A pilot scheme is underway in Bradford aimed at easing the pressures placed on the police and ambulance service by alcohol-related incidents.

The late-night pairing of a paramedic and an officer from the City Ward Neighbourhood Policing Team aims to provide a quick response to people with alcohol-related illnesses or injuries and those calling for police assistance in the city centre night spots.

West Yorkshire Police and Yorkshire Ambulance Service NHS Trust have joined forces for the tried-and-tested initiative which will operate on Friday and Saturday nights, a time when traditionally there is an increase in 999 calls to both services.

Pictured above - left to right - is Carl Davies, Paramedic at Bradford Ambulance Station, Richard Waterman A&E Locality Manager for the Bradford area at Yorkshire Ambulance Service and Kevin Pickles, Bradford City Ward Neighbourhood Policing Team Inspector

Richard Waterman, A&E Locality Manager for the Bradford area at Yorkshire Ambulance Service, says the scheme is a win-win situation for both services and members of the public: “Unfortunately, a lot of the 999 calls received in busy town and city centres on evenings at weekends are alcohol-related and are usually for those who have had too much to drink, fallen over, or got into a fight.

"Most of the time, these individuals only require treatment for minor cuts or bruises so the benefits of this scheme is that it allows the paramedic to treat patients at the scene with the reassurance that the police are on hand to handle any difficult situations and keep public order. 

“People who are injured are seen quicker, the police have a paramedic immediately on scene, the number of unnecessary trips to the hospital emergency department is reduced and our ambulances are left to deal with more serious emergencies. This scheme makes for a really good partnership.”

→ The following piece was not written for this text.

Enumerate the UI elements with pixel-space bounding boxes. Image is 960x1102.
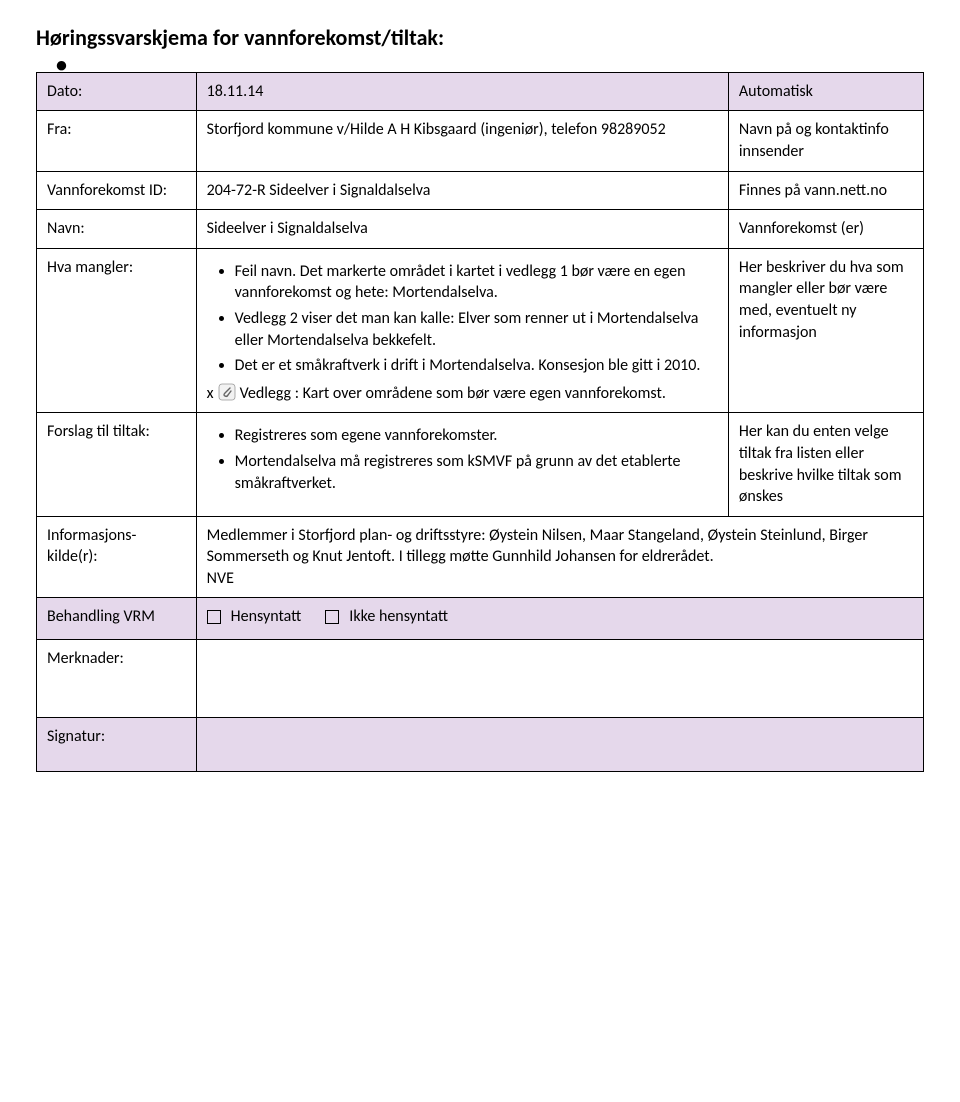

Bradford's City Ward NPT Inspector Kevin Pickles says this latest trial works to alleviate the pressure on resources and frees up the valuable time of police officers and ambulance staff:

He said: “By working together, we can quickly resolve incidents there and then which require the assistance of the police. Although we do not have a great number of such instances, when they do occur, they can often take up a lot of time.

“This might be having to wait with those who are ill or injured until the paramedics arrive. Likewise, paramedics could require police assistance to deal with someone who is drunk and aggressive, which can also take additional time.

“Whilst we are dealing with any instances of anti-social behaviour, crime or disorder, the paramedic can safely enter the environment and provide early medical assessment and treatment to those who are injured. Through this joint approach, we can have an instant impact and be quickly ready to respond to further calls.”

The pilot will be evaluated after the first month and if it proves to successful for local agencies and effective in ensuring the safety of the public during the night time economy, the police and ambulance service will look to continue the initiative in the city.

Yorkshire Ambulance Service works alongside police forces across the region to operate this initiative in other cities such as Hull, York and Sheffield.